Apologies for the basic question.

Let us say that the general convex problem is $$\min_x f(x).$$

Say, we employ a subgradient method $$x^{(k)} = x^{(k-1)} - t_k \partial f\left( x^{(k-1)}\right) ,$$ where $t_k$ is a step-size and $\partial f$ is a subgradient.

Question: Can we say $x^{(k)} \approx x^{(k-1)}$ for iteration $k \rightarrow \infty$?

Answer 1

Not unless the step size $t_k$ decays to $0$. Otherwise, you can take $f(x) = |x|$ as a counterexample. For example, suppose at iteration $k$ you are at $x = 1$. Then the sub-gradient of $f$ at $x$ is $1$. If $t_k = 2$ (for all $k$), then the update rule says $x^{(k+1)} = 1 - (2)(1) = -1$. Now, the sub gradient is $-1$ and the update rule says $$x^{(k+2)} = -1 - (2)(-1) = 1$$ In other words, the iterations keep bouncing between $\pm 1$ and never converge.

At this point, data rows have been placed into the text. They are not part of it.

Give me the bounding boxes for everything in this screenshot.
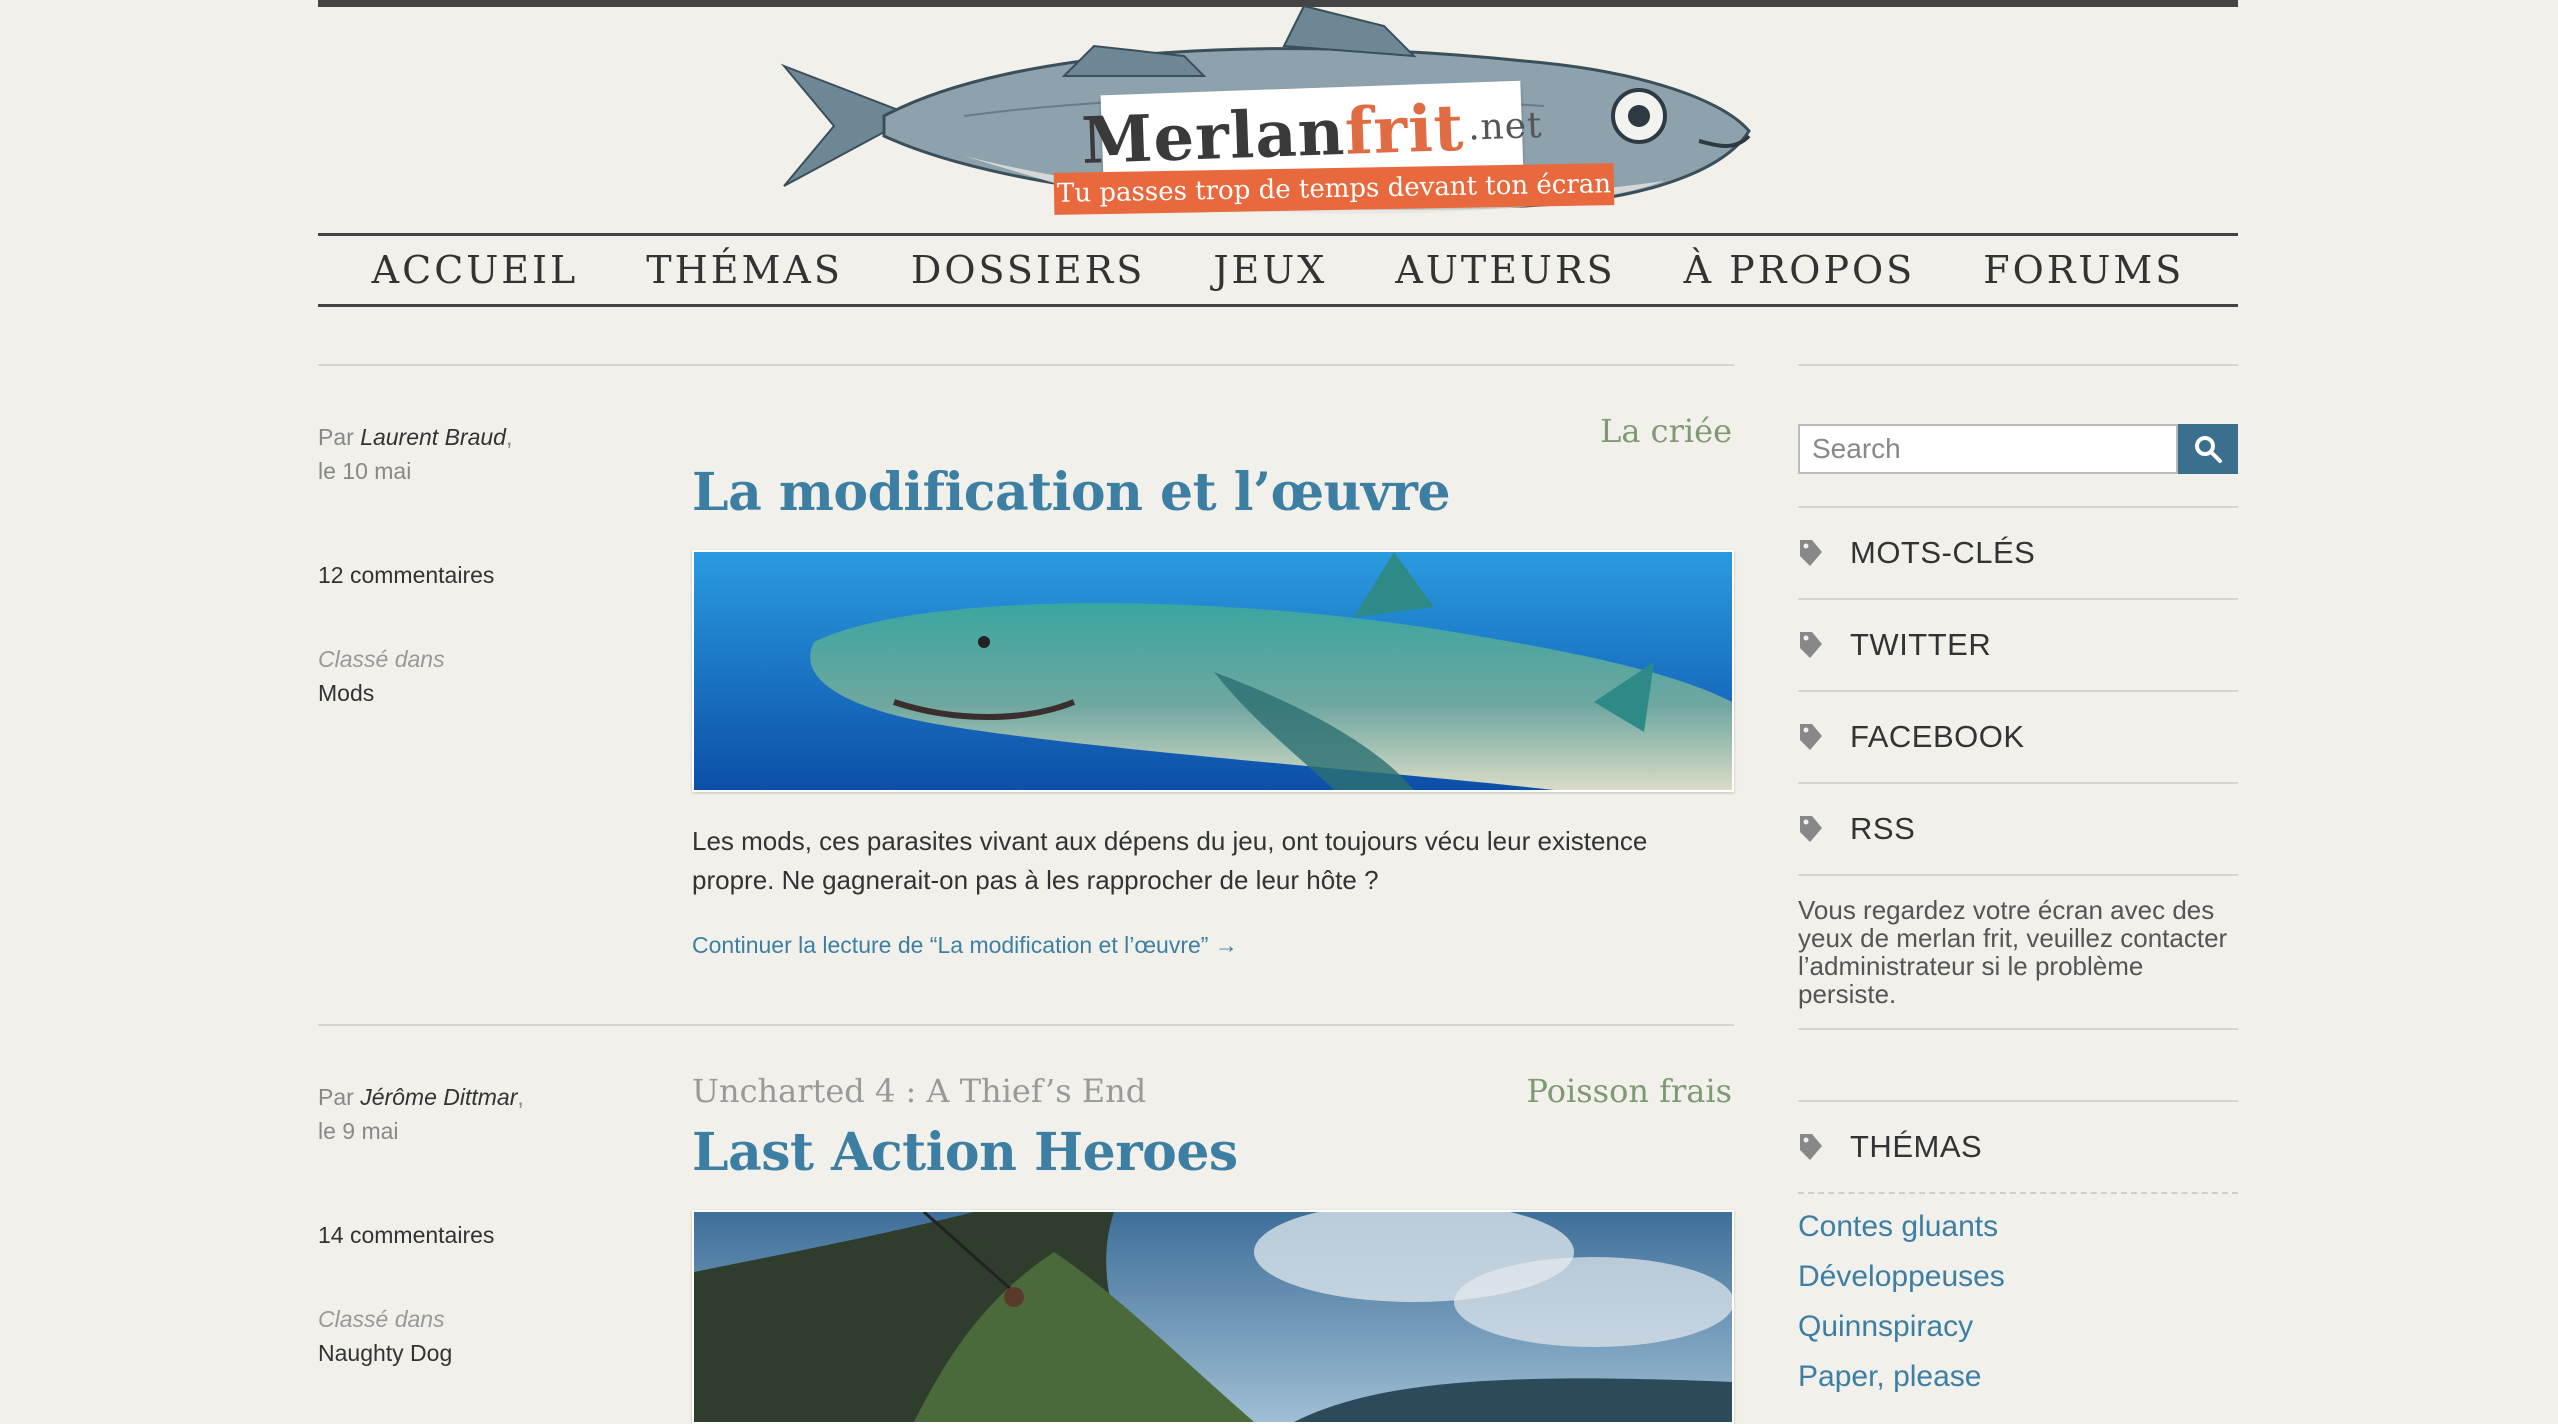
nav-accueil[interactable]: ACCUEIL — [338, 248, 613, 292]
thema-link[interactable]: Développeuses — [1798, 1260, 2005, 1294]
category-label: Classé dans — [318, 646, 445, 672]
thema-link[interactable]: Quinnspiracy — [1798, 1310, 1973, 1344]
post-article: Uncharted 4 : A Thief’s End Poisson frai… — [692, 1072, 1734, 1424]
sidebar-item-label: TWITTER — [1850, 627, 1992, 662]
tag-icon — [1798, 814, 1850, 844]
post-article: La criée La modification et l’œuvre Les … — [692, 412, 1734, 972]
sidebar-divider — [1798, 364, 2238, 366]
post-divider — [318, 1024, 1734, 1026]
sidebar-item-themas[interactable]: THÉMAS — [1798, 1102, 2238, 1192]
post-series[interactable]: Uncharted 4 : A Thief’s End — [692, 1072, 1146, 1110]
tag-icon — [1798, 1132, 1850, 1162]
post-excerpt: Les mods, ces parasites vivant aux dépen… — [692, 826, 1648, 895]
category-link[interactable]: Mods — [318, 676, 618, 710]
thema-link[interactable]: Paper, please — [1798, 1360, 1981, 1394]
search-icon — [2195, 436, 2222, 463]
uncharted-image — [694, 1212, 1732, 1422]
page: Merlan frit .net Tu passes trop de temps d… — [318, 0, 2238, 1424]
sidebar-item-label: FACEBOOK — [1850, 719, 2025, 754]
comments-link[interactable]: 14 commentaires — [318, 1218, 618, 1252]
logo-word-merlan: Merlan — [1080, 94, 1347, 179]
post-meta: Par Jérôme Dittmar, le 9 mai 14 commenta… — [318, 1080, 618, 1370]
author-link[interactable]: Jérôme Dittmar — [360, 1084, 517, 1110]
nav-forums[interactable]: FORUMS — [1949, 248, 2218, 292]
nav-a-propos[interactable]: À PROPOS — [1650, 248, 1950, 292]
tag-icon — [1798, 722, 1850, 752]
post-title[interactable]: Last Action Heroes — [692, 1122, 1238, 1183]
sidebar-item-label: THÉMAS — [1850, 1129, 1983, 1164]
category-link[interactable]: Naughty Dog — [318, 1336, 618, 1370]
tag-icon — [1798, 630, 1850, 660]
search-input[interactable] — [1798, 424, 2178, 474]
search-form — [1798, 424, 2238, 474]
sidebar-item-twitter[interactable]: TWITTER — [1798, 600, 2238, 690]
read-more-link[interactable]: Continuer la lecture de “La modification… — [692, 932, 1238, 959]
nav-auteurs[interactable]: AUTEURS — [1361, 248, 1649, 292]
sidebar-dashed-rule — [1798, 1192, 2238, 1194]
main-nav: ACCUEIL THÉMAS DOSSIERS JEUX AUTEURS À P… — [318, 233, 2238, 307]
tag-icon — [1798, 538, 1850, 568]
sidebar-item-facebook[interactable]: FACEBOOK — [1798, 692, 2238, 782]
post-title[interactable]: La modification et l’œuvre — [692, 462, 1451, 523]
nav-themas[interactable]: THÉMAS — [612, 248, 877, 292]
sidebar-item-rss[interactable]: RSS — [1798, 784, 2238, 874]
author-link[interactable]: Laurent Braud — [360, 424, 506, 450]
post-meta: Par Laurent Braud, le 10 mai 12 commenta… — [318, 420, 618, 710]
content-divider — [318, 364, 1734, 366]
sidebar-note: Vous regardez votre écran avec des yeux … — [1798, 895, 2228, 1009]
sidebar-item-mots-cles[interactable]: MOTS-CLÉS — [1798, 508, 2238, 598]
post-thumbnail-shark[interactable] — [692, 550, 1734, 792]
comments-link[interactable]: 12 commentaires — [318, 558, 618, 592]
post-thumbnail-uncharted[interactable] — [692, 1210, 1734, 1424]
search-button[interactable] — [2178, 424, 2238, 474]
nav-jeux[interactable]: JEUX — [1179, 248, 1361, 292]
nav-dossiers[interactable]: DOSSIERS — [877, 248, 1179, 292]
post-kicker[interactable]: La criée — [1600, 412, 1732, 450]
post-kicker[interactable]: Poisson frais — [1527, 1072, 1733, 1110]
post-date: le 10 mai — [318, 458, 412, 484]
sidebar-item-label: RSS — [1850, 811, 1916, 846]
category-label: Classé dans — [318, 1306, 445, 1332]
site-logo[interactable]: Merlan frit .net Tu passes trop de temps d… — [764, 6, 1764, 238]
by-label: Par — [318, 424, 354, 450]
sidebar-rule — [1798, 1028, 2238, 1030]
by-label: Par — [318, 1084, 354, 1110]
thema-link[interactable]: Contes gluants — [1798, 1210, 1998, 1244]
shark-image — [694, 552, 1732, 790]
post-date: le 9 mai — [318, 1118, 399, 1144]
sidebar-item-label: MOTS-CLÉS — [1850, 535, 2036, 570]
logo-word-net: .net — [1467, 104, 1544, 149]
logo-word-frit: frit — [1343, 90, 1466, 170]
sidebar-rule — [1798, 874, 2238, 876]
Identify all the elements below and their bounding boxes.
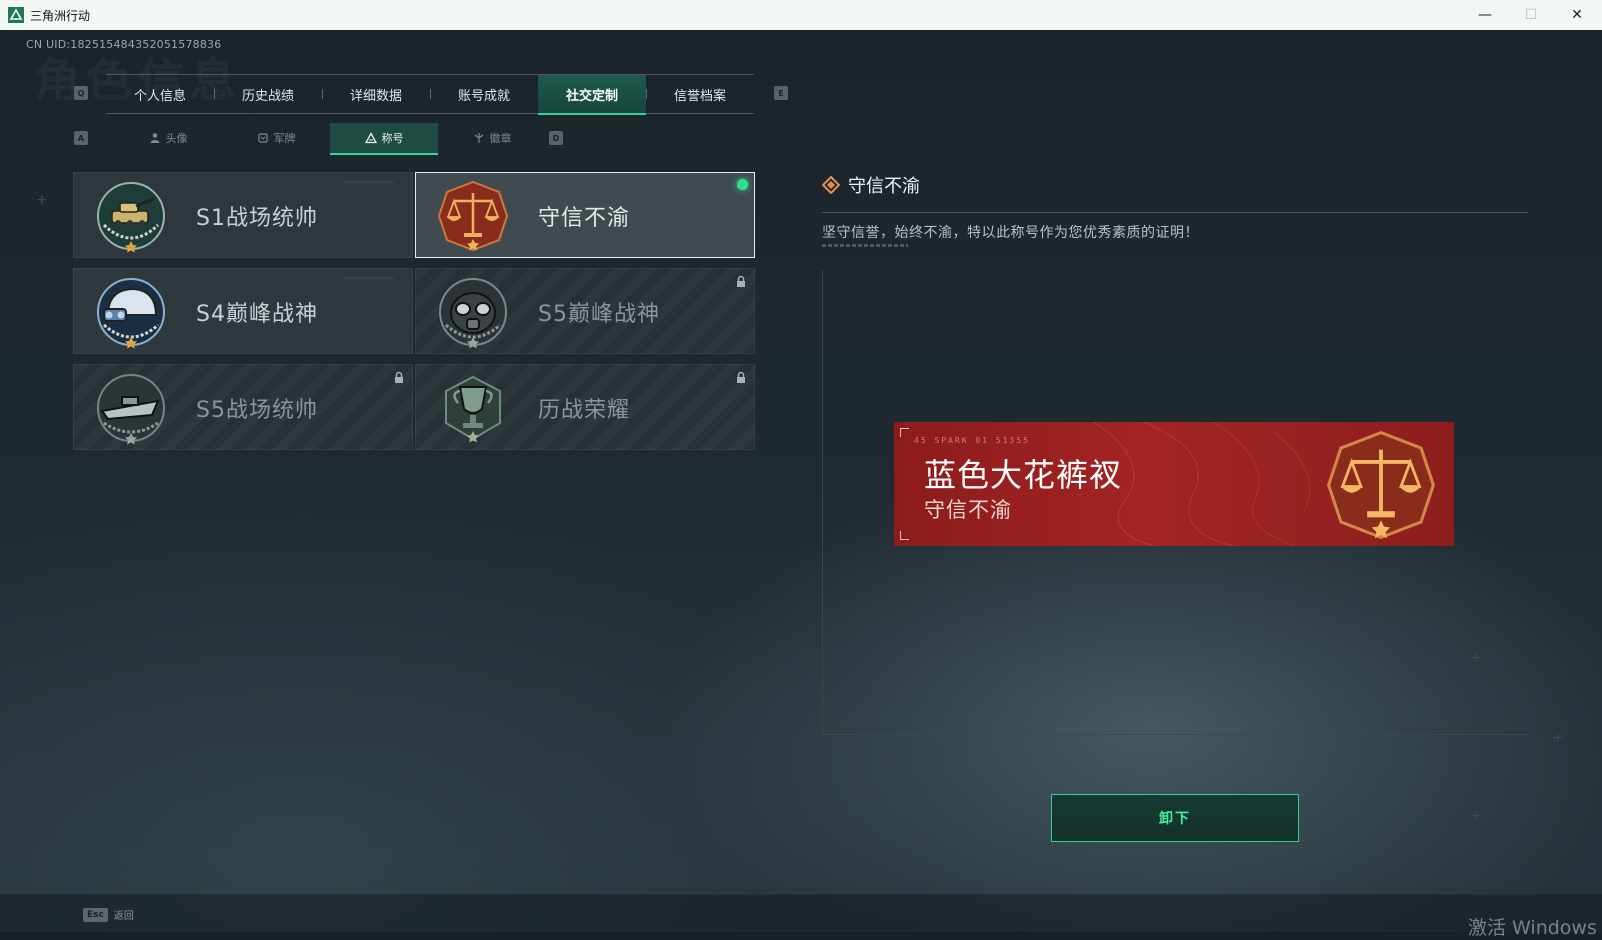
lock-icon	[395, 371, 403, 383]
detail-header: 守信不渝	[822, 172, 920, 198]
tab-history[interactable]: 历史战绩	[214, 75, 322, 113]
sub-tab-bar: 头像 军牌 称号 徽章	[114, 123, 546, 155]
trophy-emblem-icon	[445, 375, 501, 443]
subtab-badge[interactable]: 徽章	[438, 123, 546, 153]
subtab-avatar[interactable]: 头像	[114, 123, 222, 153]
frame-line	[822, 734, 1528, 735]
crosshair-deco-icon: +	[1552, 730, 1564, 746]
title-card-s1-commander[interactable]: S1战场统帅	[73, 172, 413, 258]
title-card-name: 历战荣耀	[538, 398, 631, 423]
dogtag-icon	[257, 133, 268, 143]
next-tab-key-hint[interactable]: E	[774, 86, 788, 100]
banner-corner	[900, 531, 909, 540]
uid-label: CN UID:18251548435205157883­6	[26, 38, 222, 51]
lock-icon	[737, 371, 745, 383]
game-scene: 角色信息 CN UID:18251548435205157883­6 + + +…	[0, 30, 1602, 939]
prev-tab-key-hint[interactable]: Q	[74, 86, 88, 100]
helmet-emblem-icon	[97, 278, 165, 349]
subtab-dogtag[interactable]: 军牌	[222, 123, 330, 153]
app-logo-icon	[8, 7, 24, 23]
close-button[interactable]: ✕	[1554, 0, 1600, 30]
tab-social-customization[interactable]: 社交定制	[538, 75, 646, 115]
subtab-label: 徽章	[489, 132, 512, 145]
tank-emblem-icon	[97, 182, 165, 253]
bottom-bar: Esc 返回 激活 Windows	[0, 894, 1602, 939]
scales-emblem-icon	[437, 180, 509, 252]
next-subtab-key-hint[interactable]: D	[549, 131, 563, 145]
title-card-name: S5巅峰战神	[538, 302, 660, 327]
back-button[interactable]: Esc 返回	[83, 907, 134, 922]
person-icon	[150, 133, 159, 143]
esc-key-hint: Esc	[83, 907, 108, 922]
window-title: 三角洲行动	[30, 8, 91, 23]
title-card-s4-war-god[interactable]: S4巅峰战神	[73, 268, 413, 354]
banner-corner	[900, 428, 909, 437]
title-card-name: S5战场统帅	[196, 398, 318, 423]
main-tab-bar: 个人信息 历史战绩 详细数据 账号成就 社交定制 信誉档案	[106, 74, 754, 115]
tab-personal-info[interactable]: 个人信息	[106, 75, 214, 113]
title-card-trustworthy[interactable]: 守信不渝	[415, 172, 755, 258]
title-card-name: S4巅峰战神	[196, 302, 318, 327]
minimize-button[interactable]: —	[1462, 0, 1508, 30]
window-title-bar: 三角洲行动 — ☐ ✕	[0, 0, 1602, 31]
title-card-battle-glory[interactable]: 历战荣耀	[415, 364, 755, 450]
boat-emblem-icon	[97, 374, 165, 445]
card-deco	[344, 277, 394, 279]
detail-deco-bar	[822, 244, 908, 247]
subtab-label: 军牌	[273, 132, 296, 145]
title-card-s5-war-god[interactable]: S5巅峰战神	[415, 268, 755, 354]
diamond-marker-icon	[822, 176, 840, 194]
banner-code: 45 SPARK 01 51355	[914, 436, 1030, 445]
frame-line	[822, 270, 823, 740]
equipped-indicator-dot	[737, 179, 748, 190]
lock-icon	[737, 275, 745, 287]
badge-icon	[474, 133, 483, 143]
tab-achievements[interactable]: 账号成就	[430, 75, 538, 113]
title-preview-banner: 45 SPARK 01 51355 蓝色大花裤衩 守信不渝	[894, 422, 1454, 546]
detail-description: 坚守信誉，始终不渝，特以此称号作为您优秀素质的证明！	[822, 225, 1199, 241]
tab-reputation[interactable]: 信誉档案	[646, 75, 754, 113]
windows-activation-watermark: 激活 Windows	[1468, 917, 1597, 939]
card-deco	[344, 181, 394, 183]
subtab-title[interactable]: 称号	[330, 123, 438, 155]
prev-subtab-key-hint[interactable]: A	[74, 131, 88, 145]
detail-divider	[822, 212, 1528, 213]
detail-title: 守信不渝	[848, 176, 920, 197]
title-card-name: S1战场统帅	[196, 206, 318, 231]
preview-title-text: 守信不渝	[924, 498, 1012, 522]
gasmask-emblem-icon	[439, 278, 507, 349]
unequip-button[interactable]: 卸下	[1051, 794, 1299, 842]
title-card-name: 守信不渝	[538, 206, 631, 231]
crosshair-deco-icon: +	[1470, 650, 1482, 666]
triangle-title-icon	[364, 132, 377, 144]
maximize-button[interactable]: ☐	[1508, 0, 1554, 30]
tab-detailed-data[interactable]: 详细数据	[322, 75, 430, 113]
crosshair-deco-icon: +	[1470, 808, 1482, 824]
preview-player-name: 蓝色大花裤衩	[924, 456, 1123, 494]
scales-emblem-icon	[1326, 430, 1436, 540]
crosshair-deco-icon: +	[36, 192, 48, 208]
back-label: 返回	[113, 911, 134, 922]
subtab-label: 头像	[165, 132, 188, 145]
subtab-label: 称号	[381, 132, 404, 145]
title-card-s5-commander[interactable]: S5战场统帅	[73, 364, 413, 450]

When $t_k \to 0$, then gradient descent will converge to the minimum of the convex function $f$, and so $x^{(k)}$ will be approximately $x^{(k+1)}$.

However, you usually need the assumption that $f$ is at least Lipschitz in order to prove results on how long it takes for this convergence to occur.